Implement account scheduler with locking and LRU
Company: Stripe
Role: Software Engineer
Category: Coding & Algorithms
Difficulty: medium
Interview Round: Technical Screen
Quick Answer: This question evaluates understanding of time-based resource scheduling, locking semantics, LRU eviction policies, and stateful data-structure management in the coding & algorithms domain.
Constraints
- All account IDs are integers; accounts is a fixed set provided at construction.
- locked_until maps account_id -> integer timestamp; accounts absent from it default to 0.
- All timestamps t are non-negative integers and are supplied in non-decreasing order across calls.
- duration is a positive integer.
- is_available is true exactly when t >= locked_until[account_id].
- acquire fails (returns False) when the account is not available at time t.
- auto_acquire returns None when no account is available at time t.
- Calls are sequential; no concurrency handling is required.
Examples
Input: ([1, 2, 3, 4], {1: 10, 2: 5, 3: 0, 4: 20}, [["is_available", 1, 8], ["is_available", 2, 8], ["is_available", 3, 1], ["is_available", 4, 21]])
Expected Output: [False, True, True, True]
Explanation: Part 1 basic queries: account 1 is locked until 10 so unavailable at 8; account 2 unlocks at 5 (available at 8); account 3 default-available; account 4 unlocks at 20 (available at 21).
Input: ([1, 2], {}, [["is_available", 1, 0], ["acquire", 1, 0, 5], ["is_available", 1, 3], ["is_available", 1, 5], ["acquire", 2, 0, 3]])
Expected Output: [True, True, False, True, True]
Explanation: Part 2: account 1 starts available; acquiring it at t=0 for 5 locks it until 5, so it is unavailable at 3 but available again at 5 (boundary is inclusive).
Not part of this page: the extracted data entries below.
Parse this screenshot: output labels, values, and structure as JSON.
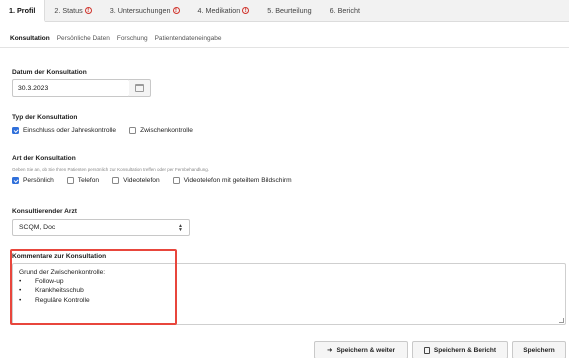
{
  "tabs": [
    {
      "label": "1. Profil",
      "warning": false
    },
    {
      "label": "2. Status",
      "warning": true
    },
    {
      "label": "3. Untersuchungen",
      "warning": true
    },
    {
      "label": "4. Medikation",
      "warning": true
    },
    {
      "label": "5. Beurteilung",
      "warning": false
    },
    {
      "label": "6. Bericht",
      "warning": false
    }
  ],
  "warning_glyph": "!",
  "subtabs": [
    "Konsultation",
    "Persönliche Daten",
    "Forschung",
    "Patientendateneingabe"
  ],
  "date": {
    "label": "Datum der Konsultation",
    "value": "30.3.2023"
  },
  "type": {
    "label": "Typ der Konsultation",
    "options": [
      {
        "label": "Einschluss oder Jahreskontrolle",
        "checked": true
      },
      {
        "label": "Zwischenkontrolle",
        "checked": false
      }
    ]
  },
  "mode": {
    "label": "Art der Konsultation",
    "hint": "Geben Sie an, ob Sie Ihren Patienten persönlich zur Konsultation treffen oder per Fernbehandlung.",
    "options": [
      {
        "label": "Persönlich",
        "checked": true
      },
      {
        "label": "Telefon",
        "checked": false
      },
      {
        "label": "Videotelefon",
        "checked": false
      },
      {
        "label": "Videotelefon mit geteiltem Bildschirm",
        "checked": false
      }
    ]
  },
  "doctor": {
    "label": "Konsultierender Arzt",
    "value": "SCQM, Doc"
  },
  "comments": {
    "label": "Kommentare zur Konsultation",
    "intro": "Grund der Zwischenkontrolle:",
    "items": [
      "Follow-up",
      "Krankheitsschub",
      "Reguläre Kontrolle"
    ]
  },
  "bullet_glyph": "•",
  "footer": {
    "save_next": "Speichern & weiter",
    "save_report": "Speichern & Bericht",
    "save": "Speichern"
  },
  "colors": {
    "accent": "#2f6fda",
    "highlight": "#e8463c",
    "warning": "#d0342c"
  }
}
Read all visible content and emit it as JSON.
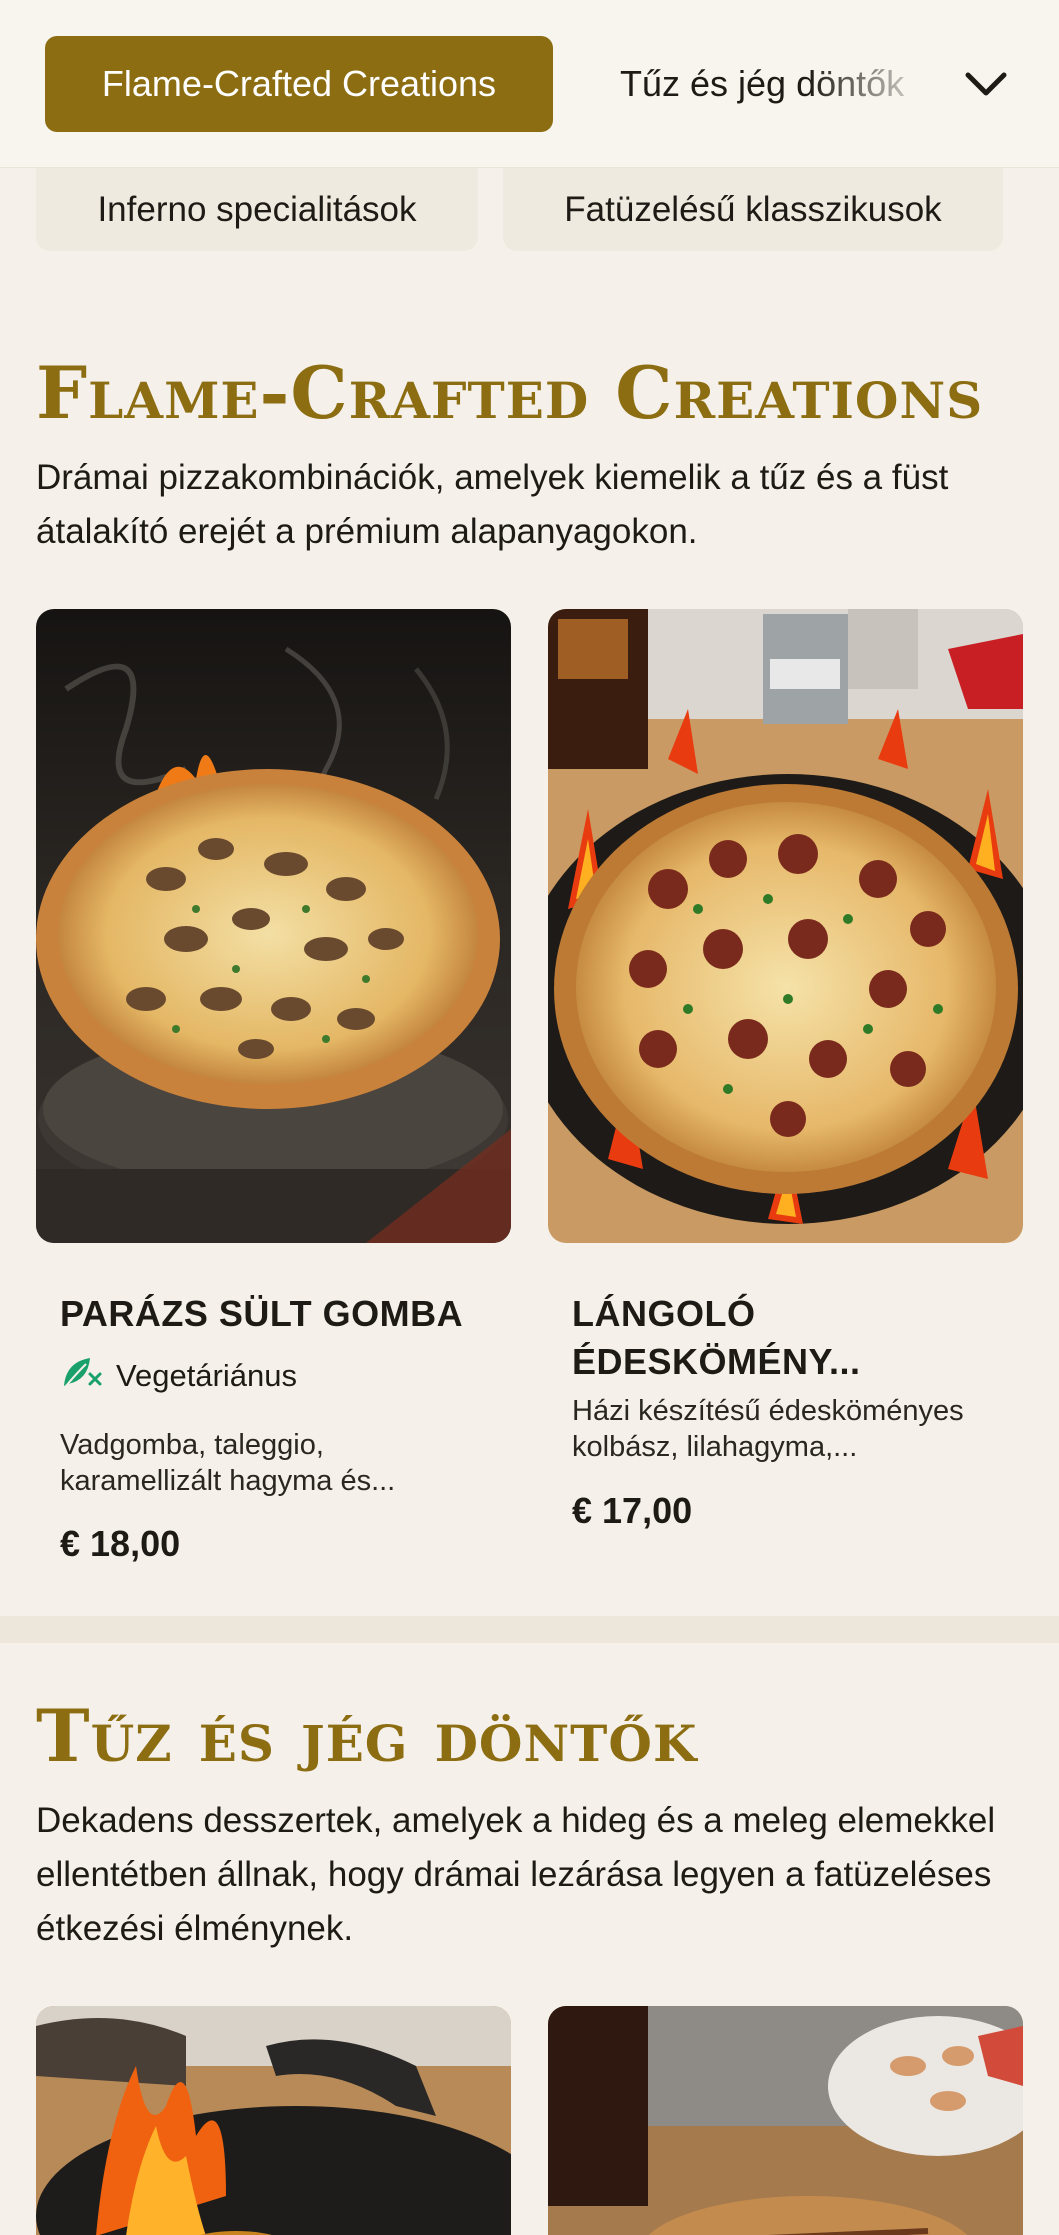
{
  "nav": {
    "active_label": "Flame-Crafted Creations",
    "next_label": "Tűz és jég döntők",
    "chevron_icon": "chevron-down-icon",
    "chips": [
      "Inferno specialitások",
      "Fatüzelésű klasszikusok"
    ]
  },
  "sections": [
    {
      "title": "Flame-Crafted Creations",
      "description": "Drámai pizzakombinációk, amelyek kiemelik a tűz és a füst átalakító erejét a prémium alapanyagokon.",
      "items": [
        {
          "name": "PARÁZS SÜLT GOMBA",
          "badge": "Vegetáriánus",
          "badge_icon": "leaf-icon",
          "description": "Vadgomba, taleggio, karamellizált hagyma és...",
          "price": "€ 18,00",
          "image_icon": "mushroom-pizza-photo"
        },
        {
          "name": "LÁNGOLÓ ÉDESKÖMÉNY...",
          "description": "Házi készítésű édesköményes kolbász, lilahagyma,...",
          "price": "€ 17,00",
          "image_icon": "sausage-pizza-photo"
        }
      ]
    },
    {
      "title": "Tűz és jég döntők",
      "description": "Dekadens desszertek, amelyek a hideg és a meleg elemekkel ellentétben állnak, hogy drámai lezárása legyen a fatüzeléses étkezési élménynek.",
      "items": [
        {
          "image_icon": "flambe-dessert-photo"
        },
        {
          "image_icon": "calzone-dessert-photo"
        }
      ]
    }
  ],
  "colors": {
    "accent": "#8c6d12",
    "background": "#f5f1ea",
    "veg_badge": "#1aa06b"
  }
}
Account 2 is independently available and acquired.
Input: ([1, 2, 3], {}, [["acquire", 1, 0, 100], ["auto_acquire", 5, 10], ["auto_acquire", 5, 10], ["auto_acquire", 5, 10]])
Expected Output: [True, 2, 3, None]
Explanation: Part 3: account 1 is locked until 100. auto_acquire at t=5 picks among {2,3} (both never used) the smaller id 2, then 3; the third call finds nothing available and returns None.
Input: ([1, 2, 3], {}, [["acquire", 1, 0, 2], ["acquire", 2, 1, 2], ["auto_acquire", 10, 1], ["auto_acquire", 10, 1], ["auto_acquire", 10, 1]])
Expected Output: [True, True, 3, 1, 2]
Explanation: LRU ordering: by t=10 all are available. last_used is {1:0, 2:1}, 3 never used. auto_acquire picks 3 (never used) first, then 1 (oldest use at 0), then 2 (used at 1).
Input: ([7], {7: 50}, [["is_available", 7, 49], ["acquire", 7, 49, 5], ["auto_acquire", 49, 1]])
Expected Output: [False, False, None]
Explanation: Account 7 is locked until 50, so it is unavailable at 49; the acquire at t=49 therefore fails (returns False) and leaves state unchanged, so auto_acquire at 49 finds nothing and returns None.
Input: ([], {}, [["auto_acquire", 0, 5]])
Expected Output: [None]
Explanation: Edge case: with no accounts in the system, auto_acquire has nothing to select and returns None.
Input: ([5], {}, [["acquire", 5, 0, 3], ["acquire", 5, 1, 10], ["is_available", 5, 2], ["is_available", 5, 3], ["auto_acquire", 3, 1]])
Expected Output: [True, False, False, True, 5]
Explanation: First acquire locks account 5 until 3. The second acquire at t=1 fails because 5 is not available then, so it does NOT extend the lock. Account 5 becomes available again at t=3 (boundary inclusive) and auto_acquire at t=3 selects it.
Hints
- Keep a single dict locked_until[account_id]; availability at time t is simply t >= locked_until.get(account_id, 0).
- For acquire, the new lock end is max(locked_until[account_id], t) + duration so an already-future lock extends correctly rather than being shortened.
- Track a separate last_used map updated only on a *successful* acquire (explicit or auto). Never-acquired accounts should compare as older than any used account.
- For auto_acquire, scan available accounts and pick the LRU using the tuple key (was_used?, last_used_time, account_id) so never-used wins first, then oldest, then smallest id breaks ties deterministically.